It's a curious week this one is. For the first time, possibly ever, The Cat's Mother and I are not going out of an evening. Not one single time. For some people that's not unusual, for us it's something we've been craving. We've over done it this year, on a merry go round of Bacchanalian pleasure, but we'd reached a stage of saying...we need a breather, we need a holiday. Frankly, it's a bit silly when you get to the stage of finding an evening out a bit of a chore, and there's a risk you may just fall asleep. So last night we watched the penultimate episode of Broadchurch...we've been watching it develop, and it's been a bit painful really. It started off with critics hailing it as the British 'Killing', but meandered around without going anywhere, with some ropey characterisation hopeless sub-plots. However, it's coming to the boil nicely now, and we'll see the murderer revealed next week...I just hope I'm not too distracted by David Tenants apparently dyed hair.

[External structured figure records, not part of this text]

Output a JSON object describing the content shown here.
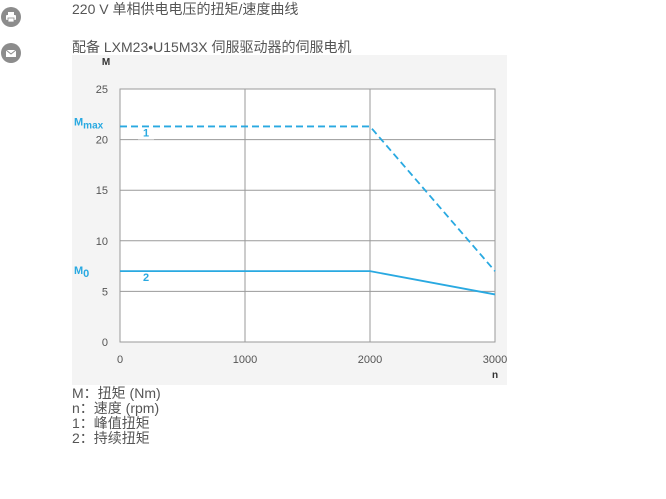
{
  "sidebar": {
    "print_icon": "printer-icon",
    "mail_icon": "envelope-icon"
  },
  "header": {
    "title": "220 V 单相供电电压的扭矩/速度曲线",
    "subtitle": "配备 LXM23•U15M3X 伺服驱动器的伺服电机"
  },
  "legend": {
    "items": [
      "M：扭矩 (Nm)",
      "n：速度 (rpm)",
      "1：峰值扭矩",
      "2：持续扭矩"
    ]
  },
  "colors": {
    "curve": "#29a9e1",
    "grid": "#9a9a9a",
    "text": "#555555",
    "plot_bg": "#f4f4f4"
  },
  "chart_data": {
    "type": "line",
    "xlabel": "n",
    "ylabel": "M",
    "xlim": [
      0,
      3000
    ],
    "ylim": [
      0,
      25
    ],
    "xticks": [
      0,
      1000,
      2000,
      3000
    ],
    "yticks": [
      0,
      5,
      10,
      15,
      20,
      25
    ],
    "grid": true,
    "annotations": [
      {
        "label": "M",
        "subscript": "max",
        "y": 21.3
      },
      {
        "label": "M",
        "subscript": "0",
        "y": 7
      }
    ],
    "series": [
      {
        "name": "1",
        "style": "dashed",
        "x": [
          0,
          2000,
          3000
        ],
        "y": [
          21.3,
          21.3,
          7
        ]
      },
      {
        "name": "2",
        "style": "solid",
        "x": [
          0,
          2000,
          3000
        ],
        "y": [
          7,
          7,
          4.7
        ]
      }
    ]
  }
}
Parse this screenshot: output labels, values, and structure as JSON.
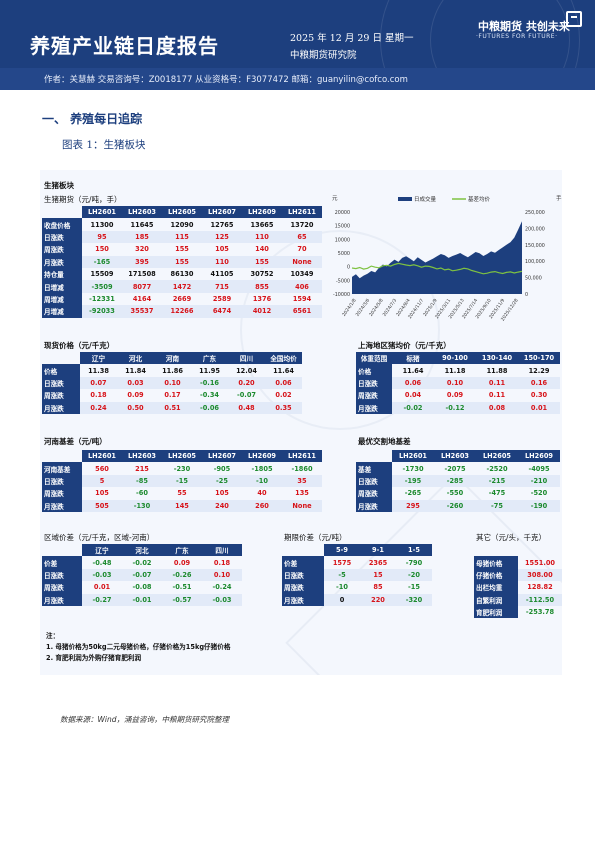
{
  "header": {
    "title": "养殖产业链日度报告",
    "date": "2025 年 12 月 29 日 星期一",
    "institute": "中粮期货研究院",
    "author_line": "作者：关慧赫    交易咨询号：Z0018177 从业资格号：F3077472    邮箱：guanyilin@cofco.com",
    "logo_cn": "中粮期货  共创未来",
    "logo_en": "·FUTURES FOR FUTURE·"
  },
  "section": {
    "heading": "一、  养殖每日追踪",
    "figure_caption": "图表 1：生猪板块"
  },
  "panel": {
    "title": "生猪板块",
    "futures_title": "生猪期货（元/吨，手）"
  },
  "futures": {
    "columns": [
      "LH2601",
      "LH2603",
      "LH2605",
      "LH2607",
      "LH2609",
      "LH2611"
    ],
    "rows": [
      {
        "label": "收盘价格",
        "cells": [
          [
            "11300",
            "neu"
          ],
          [
            "11645",
            "neu"
          ],
          [
            "12090",
            "neu"
          ],
          [
            "12765",
            "neu"
          ],
          [
            "13665",
            "neu"
          ],
          [
            "13720",
            "neu"
          ]
        ]
      },
      {
        "label": "日涨跌",
        "cells": [
          [
            "95",
            "up"
          ],
          [
            "185",
            "up"
          ],
          [
            "115",
            "up"
          ],
          [
            "125",
            "up"
          ],
          [
            "110",
            "up"
          ],
          [
            "65",
            "up"
          ]
        ]
      },
      {
        "label": "周涨跌",
        "cells": [
          [
            "150",
            "up"
          ],
          [
            "320",
            "up"
          ],
          [
            "155",
            "up"
          ],
          [
            "105",
            "up"
          ],
          [
            "140",
            "up"
          ],
          [
            "70",
            "up"
          ]
        ]
      },
      {
        "label": "月涨跌",
        "cells": [
          [
            "-165",
            "down"
          ],
          [
            "395",
            "up"
          ],
          [
            "155",
            "up"
          ],
          [
            "110",
            "up"
          ],
          [
            "155",
            "up"
          ],
          [
            "None",
            "up"
          ]
        ]
      },
      {
        "label": "持仓量",
        "cells": [
          [
            "15509",
            "neu"
          ],
          [
            "171508",
            "neu"
          ],
          [
            "86130",
            "neu"
          ],
          [
            "41105",
            "neu"
          ],
          [
            "30752",
            "neu"
          ],
          [
            "10349",
            "neu"
          ]
        ]
      },
      {
        "label": "日增减",
        "cells": [
          [
            "-3509",
            "down"
          ],
          [
            "8077",
            "up"
          ],
          [
            "1472",
            "up"
          ],
          [
            "715",
            "up"
          ],
          [
            "855",
            "up"
          ],
          [
            "406",
            "up"
          ]
        ]
      },
      {
        "label": "周增减",
        "cells": [
          [
            "-12331",
            "down"
          ],
          [
            "4164",
            "up"
          ],
          [
            "2669",
            "up"
          ],
          [
            "2589",
            "up"
          ],
          [
            "1376",
            "up"
          ],
          [
            "1594",
            "up"
          ]
        ]
      },
      {
        "label": "月增减",
        "cells": [
          [
            "-92033",
            "down"
          ],
          [
            "35537",
            "up"
          ],
          [
            "12266",
            "up"
          ],
          [
            "6474",
            "up"
          ],
          [
            "4012",
            "up"
          ],
          [
            "6561",
            "up"
          ]
        ]
      }
    ]
  },
  "chart_data": {
    "type": "line",
    "left_unit": "元",
    "right_unit": "手",
    "legend": [
      "日成交量",
      "基差均价"
    ],
    "series_colors": [
      "#1d3f7e",
      "#7ec241"
    ],
    "left_ticks": [
      "20000",
      "15000",
      "10000",
      "5000",
      "0",
      "-5000",
      "-10000"
    ],
    "right_ticks": [
      "250,000",
      "200,000",
      "150,000",
      "100,000",
      "50,000",
      "0"
    ],
    "x_ticks": [
      "2024/1/8",
      "2024/3/6",
      "2024/5/8",
      "2024/7/3",
      "2024/9/4",
      "2024/11/7",
      "2025/1/9",
      "2025/3/11",
      "2025/5/13",
      "2025/7/14",
      "2025/9/10",
      "2025/11/9",
      "2025/12/28"
    ],
    "series": [
      {
        "name": "日成交量",
        "values": [
          52000,
          60000,
          48000,
          56000,
          62000,
          70000,
          66000,
          80000,
          90000,
          84000,
          95000,
          105000,
          98000,
          110000,
          115000,
          108000,
          100000,
          112000,
          104000,
          96000,
          102000,
          108000,
          115000,
          122000,
          118000,
          110000,
          116000,
          120000,
          125000,
          118000,
          112000,
          120000,
          128000,
          124000,
          116000,
          122000,
          130000,
          126000,
          134000,
          142000,
          150000,
          158000,
          172000,
          196000,
          222000
        ]
      },
      {
        "name": "基差均价",
        "values": [
          -500,
          -700,
          -300,
          -900,
          -600,
          200,
          -200,
          -400,
          300,
          500,
          200,
          800,
          1200,
          900,
          600,
          400,
          700,
          300,
          -200,
          200,
          100,
          -300,
          -800,
          -500,
          -1200,
          -900,
          -1500,
          -1300,
          -1000,
          -600,
          -800,
          -1400,
          -1800,
          -2200,
          -2600,
          -2400,
          -2000,
          -1800,
          -2200,
          -2500,
          -2100,
          -1900,
          -2300,
          -2000,
          -1700
        ]
      }
    ]
  },
  "spot": {
    "title": "现货价格（元/千克）",
    "columns": [
      "辽宁",
      "河北",
      "河南",
      "广东",
      "四川",
      "全国均价"
    ],
    "rows": [
      {
        "label": "价格",
        "cells": [
          [
            "11.38",
            "neu"
          ],
          [
            "11.84",
            "neu"
          ],
          [
            "11.86",
            "neu"
          ],
          [
            "11.95",
            "neu"
          ],
          [
            "12.04",
            "neu"
          ],
          [
            "11.64",
            "neu"
          ]
        ]
      },
      {
        "label": "日涨跌",
        "cells": [
          [
            "0.07",
            "up"
          ],
          [
            "0.03",
            "up"
          ],
          [
            "0.10",
            "up"
          ],
          [
            "-0.16",
            "down"
          ],
          [
            "0.20",
            "up"
          ],
          [
            "0.06",
            "up"
          ]
        ]
      },
      {
        "label": "周涨跌",
        "cells": [
          [
            "0.18",
            "up"
          ],
          [
            "0.09",
            "up"
          ],
          [
            "0.17",
            "up"
          ],
          [
            "-0.34",
            "down"
          ],
          [
            "-0.07",
            "down"
          ],
          [
            "0.02",
            "up"
          ]
        ]
      },
      {
        "label": "月涨跌",
        "cells": [
          [
            "0.24",
            "up"
          ],
          [
            "0.50",
            "up"
          ],
          [
            "0.51",
            "up"
          ],
          [
            "-0.06",
            "down"
          ],
          [
            "0.48",
            "up"
          ],
          [
            "0.35",
            "up"
          ]
        ]
      }
    ]
  },
  "weight": {
    "title": "上海地区猪均价（元/千克）",
    "columns": [
      "体重范围",
      "标猪",
      "90-100",
      "130-140",
      "150-170"
    ],
    "rows": [
      {
        "label": "价格",
        "cells": [
          [
            "11.64",
            "neu"
          ],
          [
            "11.18",
            "neu"
          ],
          [
            "11.88",
            "neu"
          ],
          [
            "12.29",
            "neu"
          ]
        ]
      },
      {
        "label": "日涨跌",
        "cells": [
          [
            "0.06",
            "up"
          ],
          [
            "0.10",
            "up"
          ],
          [
            "0.11",
            "up"
          ],
          [
            "0.16",
            "up"
          ]
        ]
      },
      {
        "label": "周涨跌",
        "cells": [
          [
            "0.04",
            "up"
          ],
          [
            "0.09",
            "up"
          ],
          [
            "0.11",
            "up"
          ],
          [
            "0.30",
            "up"
          ]
        ]
      },
      {
        "label": "月涨跌",
        "cells": [
          [
            "-0.02",
            "down"
          ],
          [
            "-0.12",
            "down"
          ],
          [
            "0.08",
            "up"
          ],
          [
            "0.01",
            "up"
          ]
        ]
      }
    ]
  },
  "basis": {
    "title": "河南基差（元/吨）",
    "columns": [
      "LH2601",
      "LH2603",
      "LH2605",
      "LH2607",
      "LH2609",
      "LH2611"
    ],
    "rows": [
      {
        "label": "河南基差",
        "cells": [
          [
            "560",
            "up"
          ],
          [
            "215",
            "up"
          ],
          [
            "-230",
            "down"
          ],
          [
            "-905",
            "down"
          ],
          [
            "-1805",
            "down"
          ],
          [
            "-1860",
            "down"
          ]
        ]
      },
      {
        "label": "日涨跌",
        "cells": [
          [
            "5",
            "up"
          ],
          [
            "-85",
            "down"
          ],
          [
            "-15",
            "down"
          ],
          [
            "-25",
            "down"
          ],
          [
            "-10",
            "down"
          ],
          [
            "35",
            "up"
          ]
        ]
      },
      {
        "label": "周涨跌",
        "cells": [
          [
            "105",
            "up"
          ],
          [
            "-60",
            "down"
          ],
          [
            "55",
            "up"
          ],
          [
            "105",
            "up"
          ],
          [
            "40",
            "up"
          ],
          [
            "135",
            "up"
          ]
        ]
      },
      {
        "label": "月涨跌",
        "cells": [
          [
            "505",
            "up"
          ],
          [
            "-130",
            "down"
          ],
          [
            "145",
            "up"
          ],
          [
            "240",
            "up"
          ],
          [
            "260",
            "up"
          ],
          [
            "None",
            "up"
          ]
        ]
      }
    ]
  },
  "delivery": {
    "title": "最优交割地基差",
    "columns": [
      "LH2601",
      "LH2603",
      "LH2605",
      "LH2609"
    ],
    "rows": [
      {
        "label": "基差",
        "cells": [
          [
            "-1730",
            "down"
          ],
          [
            "-2075",
            "down"
          ],
          [
            "-2520",
            "down"
          ],
          [
            "-4095",
            "down"
          ]
        ]
      },
      {
        "label": "日涨跌",
        "cells": [
          [
            "-195",
            "down"
          ],
          [
            "-285",
            "down"
          ],
          [
            "-215",
            "down"
          ],
          [
            "-210",
            "down"
          ]
        ]
      },
      {
        "label": "周涨跌",
        "cells": [
          [
            "-265",
            "down"
          ],
          [
            "-550",
            "down"
          ],
          [
            "-475",
            "down"
          ],
          [
            "-520",
            "down"
          ]
        ]
      },
      {
        "label": "月涨跌",
        "cells": [
          [
            "295",
            "up"
          ],
          [
            "-260",
            "down"
          ],
          [
            "-75",
            "down"
          ],
          [
            "-190",
            "down"
          ]
        ]
      }
    ]
  },
  "region_spread": {
    "title": "区域价差（元/千克，区域-河南）",
    "columns": [
      "辽宁",
      "河北",
      "广东",
      "四川"
    ],
    "rows": [
      {
        "label": "价差",
        "cells": [
          [
            "-0.48",
            "down"
          ],
          [
            "-0.02",
            "down"
          ],
          [
            "0.09",
            "up"
          ],
          [
            "0.18",
            "up"
          ]
        ]
      },
      {
        "label": "日涨跌",
        "cells": [
          [
            "-0.03",
            "down"
          ],
          [
            "-0.07",
            "down"
          ],
          [
            "-0.26",
            "down"
          ],
          [
            "0.10",
            "up"
          ]
        ]
      },
      {
        "label": "周涨跌",
        "cells": [
          [
            "0.01",
            "up"
          ],
          [
            "-0.08",
            "down"
          ],
          [
            "-0.51",
            "down"
          ],
          [
            "-0.24",
            "down"
          ]
        ]
      },
      {
        "label": "月涨跌",
        "cells": [
          [
            "-0.27",
            "down"
          ],
          [
            "-0.01",
            "down"
          ],
          [
            "-0.57",
            "down"
          ],
          [
            "-0.03",
            "down"
          ]
        ]
      }
    ]
  },
  "calendar_spread": {
    "title": "期限价差（元/吨）",
    "columns": [
      "5-9",
      "9-1",
      "1-5"
    ],
    "rows": [
      {
        "label": "价差",
        "cells": [
          [
            "1575",
            "up"
          ],
          [
            "2365",
            "up"
          ],
          [
            "-790",
            "down"
          ]
        ]
      },
      {
        "label": "日涨跌",
        "cells": [
          [
            "-5",
            "down"
          ],
          [
            "15",
            "up"
          ],
          [
            "-20",
            "down"
          ]
        ]
      },
      {
        "label": "周涨跌",
        "cells": [
          [
            "-10",
            "down"
          ],
          [
            "85",
            "up"
          ],
          [
            "-15",
            "down"
          ]
        ]
      },
      {
        "label": "月涨跌",
        "cells": [
          [
            "0",
            "neu"
          ],
          [
            "220",
            "up"
          ],
          [
            "-320",
            "down"
          ]
        ]
      }
    ]
  },
  "others": {
    "title": "其它（元/头，千克）",
    "rows": [
      {
        "label": "母猪价格",
        "value": "1551.00",
        "cls": "up"
      },
      {
        "label": "仔猪价格",
        "value": "308.00",
        "cls": "up"
      },
      {
        "label": "出栏均重",
        "value": "128.82",
        "cls": "up"
      },
      {
        "label": "自繁利润",
        "value": "-112.50",
        "cls": "down"
      },
      {
        "label": "育肥利润",
        "value": "-253.78",
        "cls": "down"
      }
    ]
  },
  "notes": {
    "label": "注：",
    "line1": "1. 母猪价格为50kg二元母猪价格，仔猪价格为15kg仔猪价格",
    "line2": "2. 育肥利润为外购仔猪育肥利润"
  },
  "source": "数据来源：Wind，涌益咨询，中粮期货研究院整理"
}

We were out with friends a few weeks ago, and we got to talk about the guy's father. The father had left home many moons ago, and there had barely been any contact since...it was interesting how the conversation evolved because although we continued talking about his father, in my mind was my own relationship with my father. As the discussion developed I became more forceful in saying that before it was too late they should be reconciled. It was not that I had become estranged from my father, but in fact my brother had. Whatever the rights and wrongs of their fall out, as my father lay in a hospital bed with his life spirit draining away I tried to get him to agree to my brother, his son, coming to see him. He wouldn't allow it. He was adamant. Absolutely. I was upset at the time...but I hadn't realised how upset. Tellingly, very quickly after his death, I couldn't remember when he died...not the day, not the month, and soon not the year. It was an act that I've found impossible to forgive. In death, my father and I have become estranged. I feel nothing for him. My brother, interestingly, having spent a lifetime of under achievement and rebelliousness brought on I believe by fatherly neglect has flourished. I think he is happier, more content and more fulfilled than he has ever been. He has become the person he could have been fifty years ago...he's someone I'm very proud to call my brother.

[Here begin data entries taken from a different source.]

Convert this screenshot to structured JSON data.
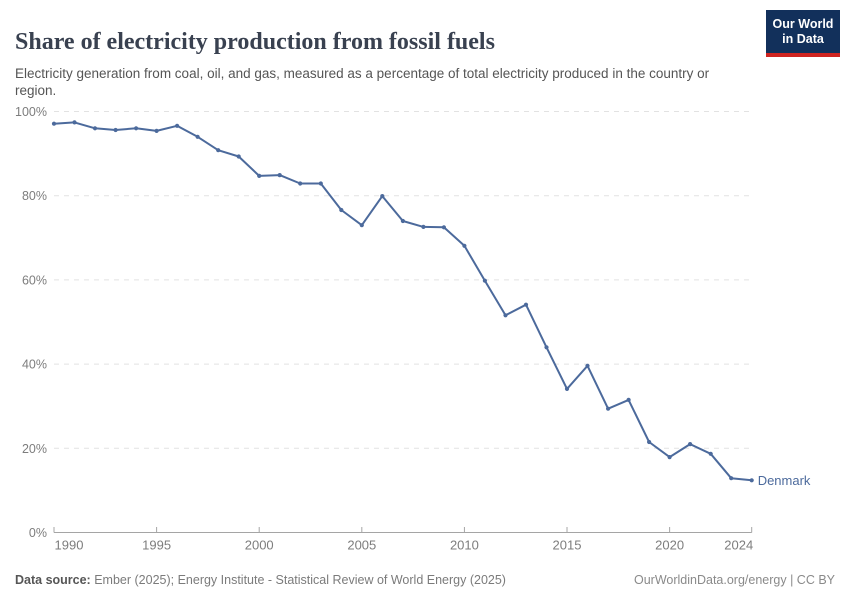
{
  "header": {
    "title": "Share of electricity production from fossil fuels",
    "subtitle": "Electricity generation from coal, oil, and gas, measured as a percentage of total electricity produced in the country or region."
  },
  "logo": {
    "line1": "Our World",
    "line2": "in Data",
    "bg_color": "#12305b",
    "bar_color": "#cf2420"
  },
  "chart_data": {
    "type": "line",
    "title": "Share of electricity production from fossil fuels",
    "xlabel": "",
    "ylabel": "",
    "x": [
      1990,
      1991,
      1992,
      1993,
      1994,
      1995,
      1996,
      1997,
      1998,
      1999,
      2000,
      2001,
      2002,
      2003,
      2004,
      2005,
      2006,
      2007,
      2008,
      2009,
      2010,
      2011,
      2012,
      2013,
      2014,
      2015,
      2016,
      2017,
      2018,
      2019,
      2020,
      2021,
      2022,
      2023,
      2024
    ],
    "series": [
      {
        "name": "Denmark",
        "color": "#4c6a9c",
        "values": [
          97.1,
          97.4,
          96.0,
          95.6,
          96.0,
          95.4,
          96.6,
          94.0,
          90.8,
          89.3,
          84.7,
          84.9,
          82.9,
          82.9,
          76.6,
          73.0,
          79.9,
          74.0,
          72.6,
          72.5,
          68.1,
          59.8,
          51.6,
          54.1,
          44.0,
          34.1,
          39.6,
          29.4,
          31.5,
          21.5,
          17.9,
          21.0,
          18.7,
          12.9,
          12.4
        ]
      }
    ],
    "xlim": [
      1990,
      2024
    ],
    "ylim": [
      0,
      100
    ],
    "yticks": [
      {
        "value": 0,
        "label": "0%"
      },
      {
        "value": 20,
        "label": "20%"
      },
      {
        "value": 40,
        "label": "40%"
      },
      {
        "value": 60,
        "label": "60%"
      },
      {
        "value": 80,
        "label": "80%"
      },
      {
        "value": 100,
        "label": "100%"
      }
    ],
    "xticks": [
      {
        "value": 1990,
        "label": "1990"
      },
      {
        "value": 1995,
        "label": "1995"
      },
      {
        "value": 2000,
        "label": "2000"
      },
      {
        "value": 2005,
        "label": "2005"
      },
      {
        "value": 2010,
        "label": "2010"
      },
      {
        "value": 2015,
        "label": "2015"
      },
      {
        "value": 2020,
        "label": "2020"
      },
      {
        "value": 2024,
        "label": "2024"
      }
    ],
    "grid": "horizontal-dashed",
    "legend_position": "end-of-line",
    "colors": {
      "line": "#4c6a9c",
      "grid": "#e2e2e2",
      "axis": "#a5a5a5",
      "tick_label": "#7d7d7d"
    }
  },
  "footer": {
    "source_label": "Data source:",
    "source_text": " Ember (2025); Energy Institute - Statistical Review of World Energy (2025)",
    "credit": "OurWorldinData.org/energy | CC BY"
  }
}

Another epiphany moment occurred a couple of weeks ago....it was less of a moment, more of a long-drawn out thing. For reasons yet to be divulged I was trawling slowly through photographs of the last twenty years...thirty five if you include the few that I had from my student days, before I got the bit between my teeth and would photograph anything that moved...or didn't. It managed to intrude quite sharply into The Cat's Mothers and my week down in Brighton...many were taken in the days before digital photography, so I was having to scan in the chosen few...and turned into a mammoth exercise which carried on late into the night. It was a remarkable opportunity to remember good times and bad, happy memories and sad...and perhaps with the addition of perspective give context and balance to the progress of life to date. I came away feeling in my heart and soul a different person...more relaxed than I've ever been, a gentler person with a different view of the world. Weeks on, I still feel the same...obviously you can't avoid the the antagonisms of daily life, but hopefully a more positive way of looking at things will remain into the future.

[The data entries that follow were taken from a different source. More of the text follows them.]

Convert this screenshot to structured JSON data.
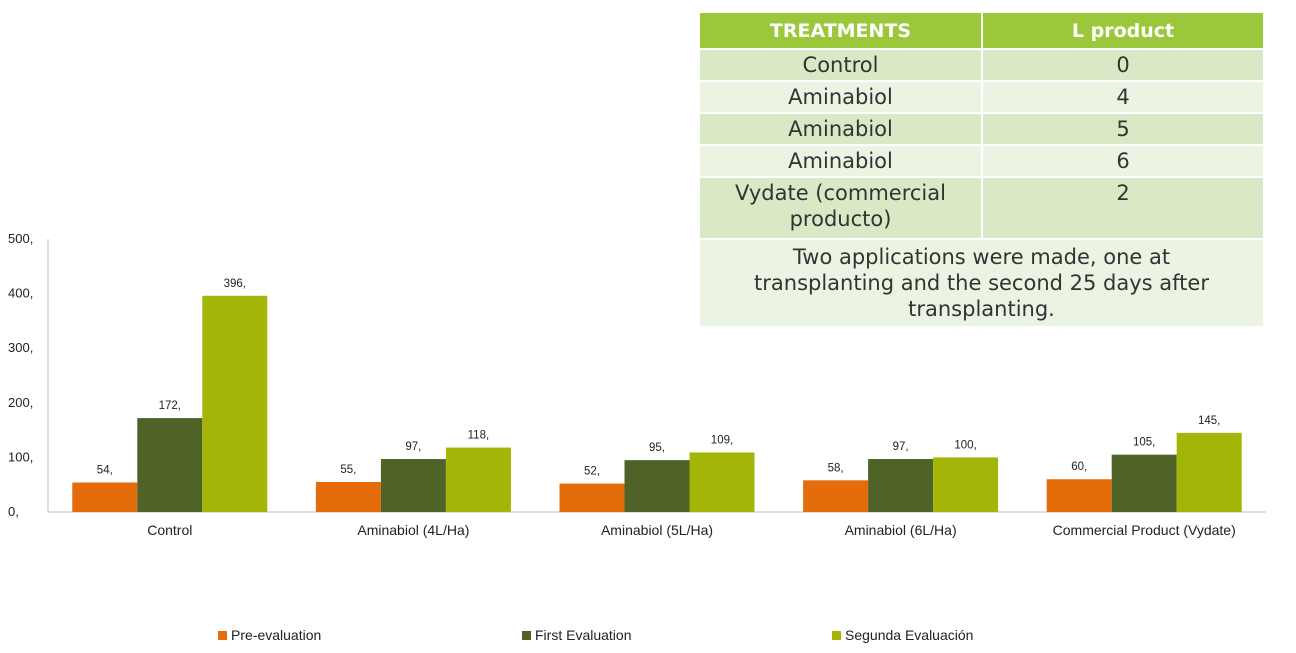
{
  "chart_data": {
    "type": "bar",
    "categories": [
      "Control",
      "Aminabiol (4L/Ha)",
      "Aminabiol (5L/Ha)",
      "Aminabiol (6L/Ha)",
      "Commercial Product (Vydate)"
    ],
    "series": [
      {
        "name": "Pre-evaluation",
        "color": "#e46c0a",
        "values": [
          54,
          55,
          52,
          58,
          60
        ],
        "labels": [
          "54,",
          "55,",
          "52,",
          "58,",
          "60,"
        ]
      },
      {
        "name": "First Evaluation",
        "color": "#4f6228",
        "values": [
          172,
          97,
          95,
          97,
          105
        ],
        "labels": [
          "172,",
          "97,",
          "95,",
          "97,",
          "105,"
        ]
      },
      {
        "name": "Segunda Evaluación",
        "color": "#a3b507",
        "values": [
          396,
          118,
          109,
          100,
          145
        ],
        "labels": [
          "396,",
          "118,",
          "109,",
          "100,",
          "145,"
        ]
      }
    ],
    "yticks": [
      "0,",
      "100,",
      "200,",
      "300,",
      "400,",
      "500,"
    ],
    "ylim": [
      0,
      500
    ],
    "grid": false,
    "legend_position": "bottom"
  },
  "table": {
    "headers": [
      "TREATMENTS",
      "L product"
    ],
    "rows": [
      {
        "treatment": "Control",
        "amount": "0"
      },
      {
        "treatment": "Aminabiol",
        "amount": "4"
      },
      {
        "treatment": "Aminabiol",
        "amount": "5"
      },
      {
        "treatment": "Aminabiol",
        "amount": "6"
      },
      {
        "treatment": "Vydate (commercial producto)",
        "amount": "2"
      }
    ],
    "note": "Two applications were made, one at transplanting and the second 25 days after transplanting.",
    "header_color": "#9bc83a",
    "row_colors": [
      "#d9e9c5",
      "#ebf3e2"
    ]
  }
}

There's a fly in my ointment though, and I just don't know how to deal with it. I have worked for a few years with the most interesting and exciting client I've ever worked with. When you've worked as long as I have, that's a big statement. They're a terrific bunch of people and the work they do is meaningful....they help change society for the better I've worked hard, very hard with them and have achieved a lot for them. I've spent time working for them, when I should have been doing other things. But a few months ago they took on a new person - another external consultant like me -, and he has made the relationship difficult. It's odd because we're not a threat to each other...and working more closely would benefit us all. The first thing he said to me was that he was not here to review my performance in that meaningful way that suggests he was doing exactly that. He's blocked giving me the information I need to operate, and acts as though he's my boss. I've tried several times now to build bridges and make the relationship work by going out and chatting over coffee. In one meeting he said "I know we all have to watch our backs"...which is something that had never occurred to me with this client before...I'd always felt that doing a good job was all that mattered...I still think that. The last time, I was totally open about what I was doing, how I was doing it, why I was doing it...he wouldn't divulge a thing. I said I was organising a meeting with someone else in the company to organise a way forwards for a project...he asked if he could come along and I said yes...but by the time I'd got back to my office he'd sent out a note calling the meeting, setting the agenda and suggesting it was his idea. Duplicitous is the word that came to mind.
It has thrown me completely. It's causing me sleepless nights.